On the Material Lives of Jewish Partisans in German-occupied Lithuania (1941-44)
A free Zoom talk on Thursday, January 5, 2023 1:00pm ET by Justina Smalkyté. Registration is necessary, at: https://secure2.convio.net/yivo/site/Ticketing?view=Tickets&id=103451
YIVO Institute: https://www.yivo.org/Boots-Arms-and-Spoons
In her memoir “A Partisan in Vilna” (2010), Rachel Margolis, a Jewish partisan from Lithuania, recalls how a pair of warn-out but comfortable boots “saved” her during long marches in the forest. Partisans like Margolis often left memoirs, testimonies, letters, and other materials that enable us to investigate how they manufactured, looted, estheticized, exchanged, or destroyed various objects that allow historians to explore the everyday life in the resistance. Many of such materials are held in the YIVO Archives.

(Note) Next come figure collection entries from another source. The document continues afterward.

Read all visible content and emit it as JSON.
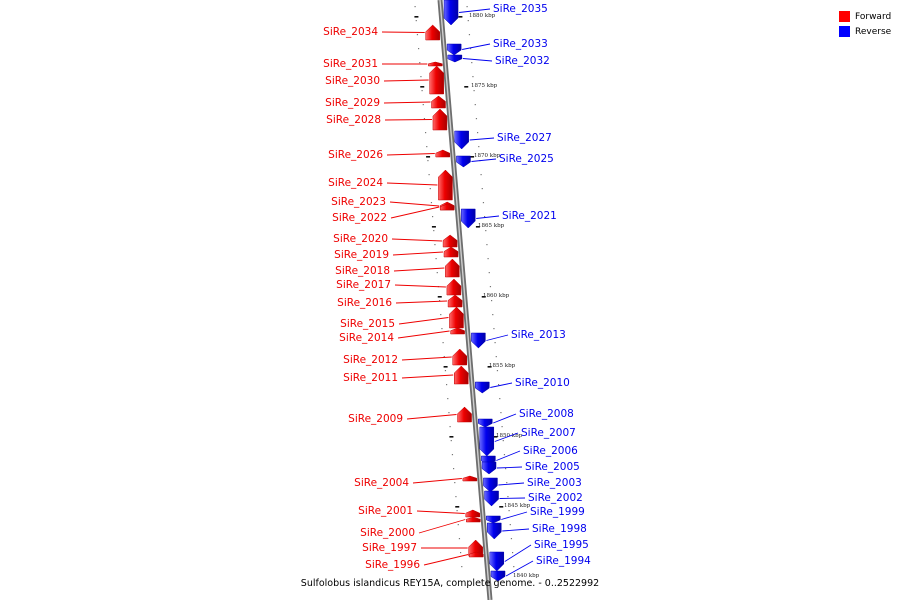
{
  "legend": {
    "forward_label": "Forward",
    "reverse_label": "Reverse",
    "forward_color": "#ff0000",
    "reverse_color": "#0000ff"
  },
  "caption": "Sulfolobus islandicus REY15A, complete genome. - 0..2522992",
  "scale_labels": [
    "1880 kbp",
    "1875 kbp",
    "1870 kbp",
    "1865 kbp",
    "1860 kbp",
    "1855 kbp",
    "1850 kbp",
    "1845 kbp",
    "1840 kbp"
  ],
  "forward_genes": [
    "SiRe_2034",
    "SiRe_2031",
    "SiRe_2030",
    "SiRe_2029",
    "SiRe_2028",
    "SiRe_2026",
    "SiRe_2024",
    "SiRe_2023",
    "SiRe_2022",
    "SiRe_2020",
    "SiRe_2019",
    "SiRe_2018",
    "SiRe_2017",
    "SiRe_2016",
    "SiRe_2015",
    "SiRe_2014",
    "SiRe_2012",
    "SiRe_2011",
    "SiRe_2009",
    "SiRe_2004",
    "SiRe_2001",
    "SiRe_2000",
    "SiRe_1997",
    "SiRe_1996"
  ],
  "reverse_genes": [
    "SiRe_2035",
    "SiRe_2033",
    "SiRe_2032",
    "SiRe_2027",
    "SiRe_2025",
    "SiRe_2021",
    "SiRe_2013",
    "SiRe_2010",
    "SiRe_2008",
    "SiRe_2007",
    "SiRe_2006",
    "SiRe_2005",
    "SiRe_2003",
    "SiRe_2002",
    "SiRe_1999",
    "SiRe_1998",
    "SiRe_1995",
    "SiRe_1994"
  ]
}
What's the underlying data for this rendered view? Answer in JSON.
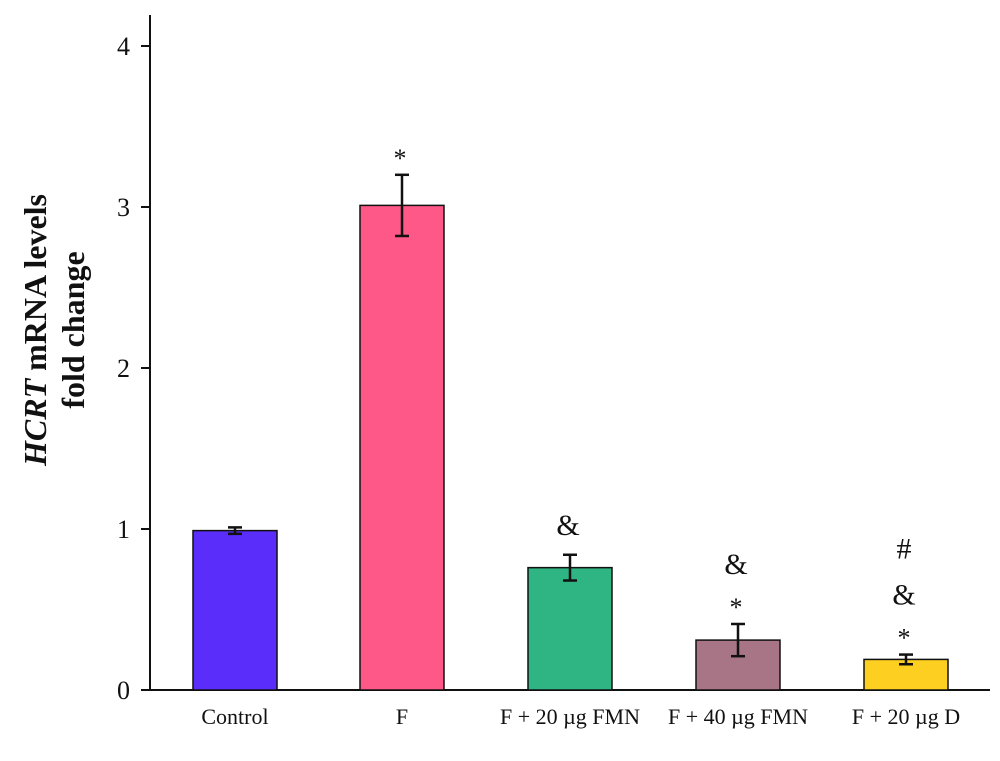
{
  "chart_data": {
    "type": "bar",
    "ylabel_italic": "HCRT",
    "ylabel_rest": " mRNA levels",
    "ylabel_line2": "fold change",
    "xlabel": "",
    "ylim": [
      0,
      4.2
    ],
    "yticks": [
      0,
      1,
      2,
      3,
      4
    ],
    "categories": [
      "Control",
      "F",
      "F + 20 µg FMN",
      "F + 40 µg FMN",
      "F + 20 µg D"
    ],
    "values": [
      0.99,
      3.01,
      0.76,
      0.31,
      0.19
    ],
    "errors": [
      0.02,
      0.19,
      0.08,
      0.1,
      0.03
    ],
    "colors": [
      "#5b2dfa",
      "#fe5889",
      "#2fb484",
      "#a77585",
      "#fdcf21"
    ],
    "annotations": [
      [],
      [
        "*"
      ],
      [
        "&"
      ],
      [
        "&",
        "*"
      ],
      [
        "#",
        "&",
        "*"
      ]
    ],
    "grid": false,
    "legend": "none"
  }
}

By focusing on the material existence of Jewish partisans in Lithuania, Justina Smalkyté makes the argument that the ways material objects were used to carry out resistance activities and perform violence, tell us much about social relations and ethnic hierarchies in the partisan camps. In this lecture, she examines the social differentiation in the partisan camps based on possession of certain scarce objects such as boots, better food rations, and arms. The ways such objects were gifted, stolen, or distributed among partisans challenges the idea of the comradely cross-ethnic partisan community on which the communist recruitment propaganda was based. She also will address the experiences of cold, hunger, fatigue and injuries that defined partisans’ material lives in the camps and examines the issue that despite such shared experiences, ethnicity and gender remained important differentiating factors in the partisan community.
About the Speaker
Justina Smalkyté is a PhD candidate at the Sciences Po Center for History in Paris, where she is preparing a dissertation on anti-Nazi resistance movements in German-occupied Lithuania (1941-1944). She holds a double MA in European History from Université Paris Cité and Humboldt University of Berlin and a BA in History from Vilnius University. Her doctoral research examines resistance through the lens of material culture: while focusing on a wide range of material objects used by anti-Nazi resistance members her thesis attempts to shed a new light on practices of resistance and violence in Lithuania under German occupation.
Her publications include the book chapter “Gender, Ethnicity, and Multidirectional Violence in the Last Months of the German Rule in Lithuania: A Case Study of Local Force Battalions” in Reshaping the Nation: Collective Identities and Post-War Violence in Europe 1944–48 (Palgrave Macmillan Press, 2022), and the forthcoming “Politics of Selective Remembering in Post-1990 Lithuania: A Case study of Lithuanian Post-Fascist Far-Right Mnemonic discourse,” which will appear in the volume Far Right Memory Politics in the Internet Era (Södertörn Academic Studies, Sweden).
Her research has been supported by research grants of the Foundation for the Memory of the Shoah in France, the YIVO Institute for Jewish Research in New York, the Association for the Advancement of Baltic Studies, and the Moshe Mirilashvili Center for Research on the Holocaust in the Soviet Union at Yad Vashem in Israel.